NHPR's Peter Biello dropped by a rehearsal and has this report.
You can hear the Concord Chorale kick off its 50th season Saturday evening at 7 at Phillips Exeter Academy and Sunday afternoon at 3 at the Capitol Center for the Arts in Concord. Ticket information at concordchorale.org.
(This transcript has been lightly edited for clarity.)
Recently at South Congregational Church in Concord, members of the Concord crowd gathered to sing music by Mozart specifically his Grand Mass and C minor. Music director Kris Johnson stood in front of them waving his baton as they sat in the pews. He stops them occasionally to offer notes.
"The sweetness and love and also some terror in this opening C minor," says Johnson. "And then when the soprano comes in with day it is like being washed clean. But you will not allow her to have that moment if you don't sing with some real sort of chutzpah. Here we try again. Try and scare the pants off me at the beginning."
Johnson says this Grand Mass was written by Mozart soon after he married his wife.
"He promised her that he would write this piece after the birth of their first child and she was a soprano and so he wrote these two extraordinary soprano solos and no solo for Alto, which is sort of strange, but it's one of his truly greatest works," says Johnson. "It's a fragment however much like his Requiem that he wrote at the end of his life. And so we're just presenting the pieces that were finished by Mozart and his life. Unfortunately that child for which he had written the piece died while they were away from Vienna. And so he left the piece unfinished. But it is some of his most aching and haunting and beautiful music."
Biello: Why is this an appropriate choice for the Concord Chorales fiftieth year?
Johnson: It's one of the sort of the monoliths of the literature. I also am the conductor of the Philip secular Academy choirs and it seemed another great opportunity to bring these two choirs together.
What can you say about the members of the Chorale and what they're able to do?

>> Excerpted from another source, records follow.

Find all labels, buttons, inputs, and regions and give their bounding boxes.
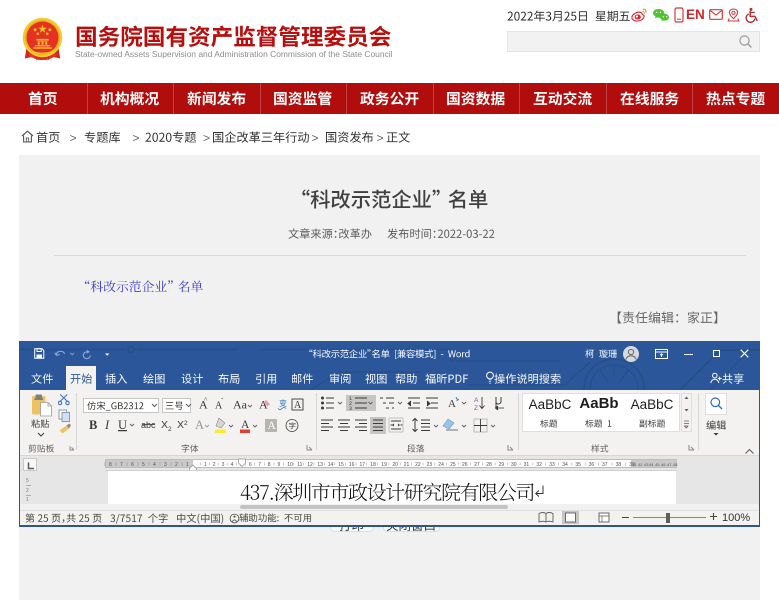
svg-text:B: B bbox=[89, 418, 97, 432]
svg-text:I: I bbox=[104, 418, 110, 432]
svg-text:A: A bbox=[448, 398, 456, 410]
svg-text:U: U bbox=[118, 418, 127, 432]
svg-text:2: 2 bbox=[26, 488, 29, 494]
svg-text:A: A bbox=[195, 418, 204, 432]
svg-text:ˇ: ˇ bbox=[221, 397, 224, 405]
svg-text:3: 3 bbox=[349, 406, 352, 412]
svg-text:X: X bbox=[161, 419, 168, 431]
svg-text:A: A bbox=[474, 397, 479, 404]
svg-text:Z: Z bbox=[474, 405, 478, 412]
svg-text:5: 5 bbox=[26, 478, 29, 484]
svg-text:1: 1 bbox=[26, 497, 29, 502]
svg-text:A: A bbox=[241, 419, 250, 431]
svg-text:A: A bbox=[268, 420, 277, 432]
svg-text:A: A bbox=[294, 400, 302, 411]
svg-text:Aa: Aa bbox=[233, 398, 248, 412]
svg-text:abc: abc bbox=[141, 420, 156, 430]
svg-text:2: 2 bbox=[168, 426, 172, 433]
svg-text:2: 2 bbox=[184, 420, 188, 427]
svg-text:X: X bbox=[177, 419, 184, 431]
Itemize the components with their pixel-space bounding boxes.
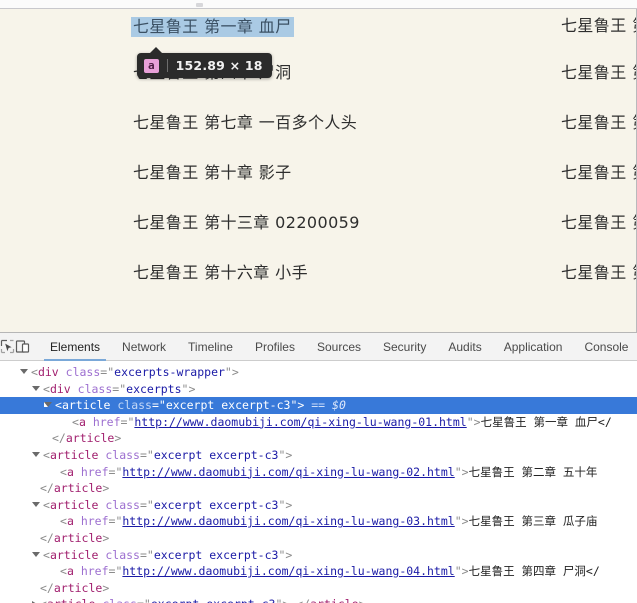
dom-tree[interactable]: <div class="excerpts-wrapper"> <div class…: [0, 361, 637, 603]
tab-network[interactable]: Network: [111, 333, 177, 361]
dom-row[interactable]: <div class="excerpts">: [0, 381, 637, 398]
tab-elements[interactable]: Elements: [39, 333, 111, 361]
tab-label: Security: [383, 339, 427, 354]
dom-row[interactable]: <article class="excerpt excerpt-c3">: [0, 497, 637, 514]
window-resize-handle[interactable]: [196, 3, 203, 7]
dom-row[interactable]: </article>: [0, 480, 637, 497]
chapter-link[interactable]: 七星鲁王 第: [561, 164, 636, 182]
excerpt-item[interactable]: 七星鲁王 第一章 血尸: [131, 9, 533, 59]
tab-label: Sources: [316, 339, 361, 354]
devtools-toolbar: Elements Network Timeline Profiles Sourc…: [0, 333, 637, 361]
tab-label: Console: [584, 339, 629, 354]
dom-row[interactable]: </article>: [0, 580, 637, 597]
dom-row[interactable]: </article>: [0, 530, 637, 547]
devtools-panel: Elements Network Timeline Profiles Sourc…: [0, 332, 637, 603]
chapter-link[interactable]: 七星鲁王 第十六章 小手: [133, 264, 308, 282]
chapter-link[interactable]: 七星鲁王 第: [561, 264, 636, 282]
devtools-screenshot: 七星鲁王 第一章 血尸 七星鲁王 第四章 尸洞 七星鲁王 第七章 一百多个人头 …: [0, 0, 637, 603]
dom-row[interactable]: <article class="excerpt excerpt-c3">: [0, 547, 637, 564]
tooltip-dimensions: 152.89 × 18: [175, 58, 263, 73]
tab-label: Application: [503, 339, 563, 354]
tab-security[interactable]: Security: [372, 333, 437, 361]
inspector-tooltip: a 152.89 × 18: [137, 47, 272, 78]
disclosure-triangle-icon[interactable]: [20, 369, 28, 374]
toggle-device-toolbar-icon[interactable]: [15, 334, 30, 360]
excerpts-wrapper: 七星鲁王 第一章 血尸 七星鲁王 第四章 尸洞 七星鲁王 第七章 一百多个人头 …: [0, 9, 636, 332]
inspect-element-icon[interactable]: [0, 334, 15, 360]
tab-console[interactable]: Console: [573, 333, 637, 361]
excerpt-item[interactable]: 七星鲁王 第十六章 小手: [133, 259, 533, 309]
chapter-link[interactable]: 七星鲁王 第: [561, 214, 636, 232]
chapter-link[interactable]: 七星鲁王 第十三章 02200059: [133, 214, 360, 232]
chapter-link[interactable]: 七星鲁王 第: [561, 17, 636, 35]
disclosure-triangle-icon[interactable]: [32, 451, 40, 457]
disclosure-triangle-icon[interactable]: [32, 385, 40, 391]
tab-label: Network: [122, 339, 167, 354]
browser-chrome-strip: [0, 0, 637, 9]
tab-audits[interactable]: Audits: [437, 333, 492, 361]
disclosure-triangle-icon[interactable]: [32, 501, 40, 507]
tooltip-separator: [166, 59, 168, 72]
excerpt-item[interactable]: 七星鲁王 第十章 影子: [133, 159, 533, 209]
dom-row[interactable]: <article class="excerpt excerpt-c3">…</a…: [0, 596, 637, 603]
dom-row[interactable]: <article class="excerpt excerpt-c3">: [0, 447, 637, 464]
dom-row-selected[interactable]: <article class="excerpt excerpt-c3"> == …: [0, 397, 637, 414]
tab-label: Timeline: [188, 339, 233, 354]
dom-row[interactable]: </article>: [0, 430, 637, 447]
dom-href-link[interactable]: http://www.daomubiji.com/qi-xing-lu-wang…: [122, 564, 454, 578]
tab-application[interactable]: Application: [493, 333, 574, 361]
dom-href-link[interactable]: http://www.daomubiji.com/qi-xing-lu-wang…: [122, 514, 454, 528]
dom-href-link[interactable]: http://www.daomubiji.com/qi-xing-lu-wang…: [122, 465, 454, 479]
excerpt-item[interactable]: 七星鲁王 第: [561, 259, 636, 309]
tab-timeline[interactable]: Timeline: [177, 333, 244, 361]
disclosure-triangle-icon[interactable]: [32, 551, 40, 557]
chapter-link[interactable]: 七星鲁王 第: [561, 64, 636, 82]
excerpt-item[interactable]: 七星鲁王 第十三章 02200059: [133, 209, 533, 259]
dom-row[interactable]: <a href="http://www.daomubiji.com/qi-xin…: [0, 464, 637, 481]
dom-href-link[interactable]: http://www.daomubiji.com/qi-xing-lu-wang…: [134, 415, 466, 429]
tooltip-tag-chip: a: [144, 58, 159, 73]
dom-row[interactable]: <a href="http://www.daomubiji.com/qi-xin…: [0, 563, 637, 580]
excerpt-item[interactable]: 七星鲁王 第: [561, 159, 636, 209]
page-viewport: 七星鲁王 第一章 血尸 七星鲁王 第四章 尸洞 七星鲁王 第七章 一百多个人头 …: [0, 9, 637, 332]
tab-label: Elements: [50, 339, 101, 354]
excerpt-item[interactable]: 七星鲁王 第: [561, 59, 636, 109]
tab-label: Profiles: [254, 339, 295, 354]
tab-label: Audits: [448, 339, 482, 354]
excerpt-item[interactable]: 七星鲁王 第: [561, 9, 636, 59]
tab-profiles[interactable]: Profiles: [244, 333, 306, 361]
devtools-tabbar: Elements Network Timeline Profiles Sourc…: [39, 333, 637, 361]
dom-row[interactable]: <a href="http://www.daomubiji.com/qi-xin…: [0, 513, 637, 530]
tooltip-arrow-icon: [149, 47, 163, 54]
excerpt-item[interactable]: 七星鲁王 第七章 一百多个人头: [133, 109, 533, 159]
disclosure-triangle-icon[interactable]: [44, 402, 52, 408]
dom-row[interactable]: <a href="http://www.daomubiji.com/qi-xin…: [0, 414, 637, 431]
excerpt-item[interactable]: 七星鲁王 第: [561, 109, 636, 159]
excerpts-column-right: 七星鲁王 第 七星鲁王 第 七星鲁王 第 七星鲁王 第 七星鲁王 第 七星鲁王 …: [561, 9, 636, 309]
dom-row[interactable]: <div class="excerpts-wrapper">: [0, 364, 637, 381]
chapter-link[interactable]: 七星鲁王 第十章 影子: [133, 164, 292, 182]
chapter-link[interactable]: 七星鲁王 第: [561, 114, 636, 132]
excerpt-item[interactable]: 七星鲁王 第: [561, 209, 636, 259]
tab-sources[interactable]: Sources: [306, 333, 372, 361]
chapter-link[interactable]: 七星鲁王 第七章 一百多个人头: [133, 114, 357, 132]
chapter-link-highlighted[interactable]: 七星鲁王 第一章 血尸: [131, 17, 294, 37]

The singers are capable of extraordinary work. I have always found them to be aspirational in their goals and they have they have wrapped their minds and their voices around really challenging works and perform them in ways that I think only speak to the heart which they bring and the discipline to this work.
Get down in the weeds for me with respect to this piece like, are there parts of it that are particularly moving or unusual in the way that music was composed at the time?

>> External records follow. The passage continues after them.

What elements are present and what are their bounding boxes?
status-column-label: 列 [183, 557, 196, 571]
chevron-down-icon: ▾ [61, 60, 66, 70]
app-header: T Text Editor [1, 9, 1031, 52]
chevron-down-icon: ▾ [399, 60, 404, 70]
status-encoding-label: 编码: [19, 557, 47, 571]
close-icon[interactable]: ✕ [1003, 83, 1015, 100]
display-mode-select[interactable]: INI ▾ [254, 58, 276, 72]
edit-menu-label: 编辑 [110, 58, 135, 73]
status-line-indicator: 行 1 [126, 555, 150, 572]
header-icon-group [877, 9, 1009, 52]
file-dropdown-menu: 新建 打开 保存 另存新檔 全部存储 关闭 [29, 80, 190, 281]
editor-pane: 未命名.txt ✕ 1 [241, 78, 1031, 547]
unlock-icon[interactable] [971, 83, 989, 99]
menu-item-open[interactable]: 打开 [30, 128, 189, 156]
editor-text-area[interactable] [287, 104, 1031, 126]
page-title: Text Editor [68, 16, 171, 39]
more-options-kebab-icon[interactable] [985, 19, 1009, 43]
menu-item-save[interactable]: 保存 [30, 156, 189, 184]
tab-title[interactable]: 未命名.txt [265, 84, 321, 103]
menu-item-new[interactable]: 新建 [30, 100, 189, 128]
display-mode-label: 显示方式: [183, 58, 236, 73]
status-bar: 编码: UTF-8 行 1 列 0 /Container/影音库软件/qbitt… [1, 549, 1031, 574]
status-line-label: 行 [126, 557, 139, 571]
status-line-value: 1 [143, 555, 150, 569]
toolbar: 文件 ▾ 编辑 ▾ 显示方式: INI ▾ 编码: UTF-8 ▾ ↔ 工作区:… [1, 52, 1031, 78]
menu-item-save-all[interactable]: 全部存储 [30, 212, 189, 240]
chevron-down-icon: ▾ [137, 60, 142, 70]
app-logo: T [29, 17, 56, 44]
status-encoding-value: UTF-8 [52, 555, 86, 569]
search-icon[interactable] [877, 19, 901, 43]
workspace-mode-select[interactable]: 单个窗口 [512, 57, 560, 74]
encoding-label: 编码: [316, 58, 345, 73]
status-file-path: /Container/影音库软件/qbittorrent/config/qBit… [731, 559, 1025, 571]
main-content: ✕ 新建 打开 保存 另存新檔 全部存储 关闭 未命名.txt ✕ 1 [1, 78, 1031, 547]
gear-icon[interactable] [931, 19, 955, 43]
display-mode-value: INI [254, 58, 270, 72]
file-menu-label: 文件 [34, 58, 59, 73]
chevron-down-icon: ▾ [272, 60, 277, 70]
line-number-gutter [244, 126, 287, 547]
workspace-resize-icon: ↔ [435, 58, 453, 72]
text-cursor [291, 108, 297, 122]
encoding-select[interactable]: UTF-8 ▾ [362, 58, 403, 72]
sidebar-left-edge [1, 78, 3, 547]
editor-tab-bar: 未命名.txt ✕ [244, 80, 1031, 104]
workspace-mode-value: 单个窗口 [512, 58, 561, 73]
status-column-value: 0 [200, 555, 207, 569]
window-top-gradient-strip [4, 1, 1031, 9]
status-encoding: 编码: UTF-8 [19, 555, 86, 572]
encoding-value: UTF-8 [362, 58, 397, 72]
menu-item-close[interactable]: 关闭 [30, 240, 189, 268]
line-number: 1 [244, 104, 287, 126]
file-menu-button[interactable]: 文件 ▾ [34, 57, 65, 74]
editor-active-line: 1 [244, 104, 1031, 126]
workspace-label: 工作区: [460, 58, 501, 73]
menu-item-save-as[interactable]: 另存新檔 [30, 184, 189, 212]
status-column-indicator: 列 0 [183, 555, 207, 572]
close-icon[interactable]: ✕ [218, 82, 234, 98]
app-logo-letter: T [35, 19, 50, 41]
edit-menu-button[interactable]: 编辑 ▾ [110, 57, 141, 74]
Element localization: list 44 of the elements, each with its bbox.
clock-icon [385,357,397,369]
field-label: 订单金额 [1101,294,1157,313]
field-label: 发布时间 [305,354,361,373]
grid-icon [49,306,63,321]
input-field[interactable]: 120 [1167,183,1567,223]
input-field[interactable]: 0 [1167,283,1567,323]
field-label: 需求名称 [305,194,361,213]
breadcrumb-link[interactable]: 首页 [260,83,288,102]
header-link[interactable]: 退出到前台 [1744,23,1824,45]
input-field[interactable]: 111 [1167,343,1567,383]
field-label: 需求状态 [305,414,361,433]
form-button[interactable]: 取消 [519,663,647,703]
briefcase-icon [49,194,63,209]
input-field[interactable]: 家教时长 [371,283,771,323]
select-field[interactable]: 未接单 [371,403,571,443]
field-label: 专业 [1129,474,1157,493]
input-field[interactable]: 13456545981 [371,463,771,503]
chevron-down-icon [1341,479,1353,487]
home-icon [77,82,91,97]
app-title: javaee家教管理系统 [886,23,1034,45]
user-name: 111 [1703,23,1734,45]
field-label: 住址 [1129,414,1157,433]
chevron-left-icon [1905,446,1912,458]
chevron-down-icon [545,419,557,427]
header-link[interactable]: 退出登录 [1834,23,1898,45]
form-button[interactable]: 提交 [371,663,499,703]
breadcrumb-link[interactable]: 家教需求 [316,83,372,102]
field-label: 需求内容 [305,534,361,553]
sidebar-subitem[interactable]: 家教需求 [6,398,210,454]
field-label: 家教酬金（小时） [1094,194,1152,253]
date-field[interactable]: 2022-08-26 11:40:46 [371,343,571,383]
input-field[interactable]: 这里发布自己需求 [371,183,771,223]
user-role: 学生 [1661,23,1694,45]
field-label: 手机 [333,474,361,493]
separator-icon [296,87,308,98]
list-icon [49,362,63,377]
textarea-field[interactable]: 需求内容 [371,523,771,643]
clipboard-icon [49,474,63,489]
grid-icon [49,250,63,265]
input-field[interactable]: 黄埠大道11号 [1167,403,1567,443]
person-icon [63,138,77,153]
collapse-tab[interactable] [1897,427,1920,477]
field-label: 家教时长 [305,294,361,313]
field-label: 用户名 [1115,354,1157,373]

Well on one level we think that perhaps Mozart was really hearkening back to earlier music that there are big movements that make you feel almost like you're listening to the music of Bach and Handel which we know that Mozart loved and was studying at this time in his life he was 27 when he was writing it. There are as I said before some of the most achingly beautiful arias for The Sopranos as well as a wonderful trio for The Sopranos and a tenor but the choral music is imposing because it has double chorus so we are we are having two choirs facing one another and sort of you know in a bit of a match off and a bunch of these movements there's tremendous counterpoint fast moving sections but also a depth of feeling I think that's related to to Mozart's life at the time of shifting his life from Salzburg to Vienna when he was moving there and what he was going to do with his life.
We knew that writing the church music was actually the thing that he thought he did the best and he never really got a chance to do it after he left Salzburg. Tragically in the last year of his life, he was given this position that he had wanted all those 35 years in Vienna and he died right before he was able to take it. So to me it's always been so interesting to get inside these especially these two big pieces, the Requiem as well as the C minor mass, because they represent what Mozart really felt was his calling and they're both unfinished and he never got to take that job.
It's sort of a grand tragedy what, if had he lived what would we have of his later life and output.
How would you describe the sense of community among the members of the Concord Chorale?
The community is extraordinary honestly. I have never felt more at home with a group of singers. They would say that I think what makes the chorale unique perhaps is that the level is so high but yet the connections between the members and the musical staff as well as the connections in the community are just as important I think. I think the energy of both these seasoned civic chorus members of the chorale as well as these extraordinary energized high school kids. It will make for a performance that will be really, really memorable.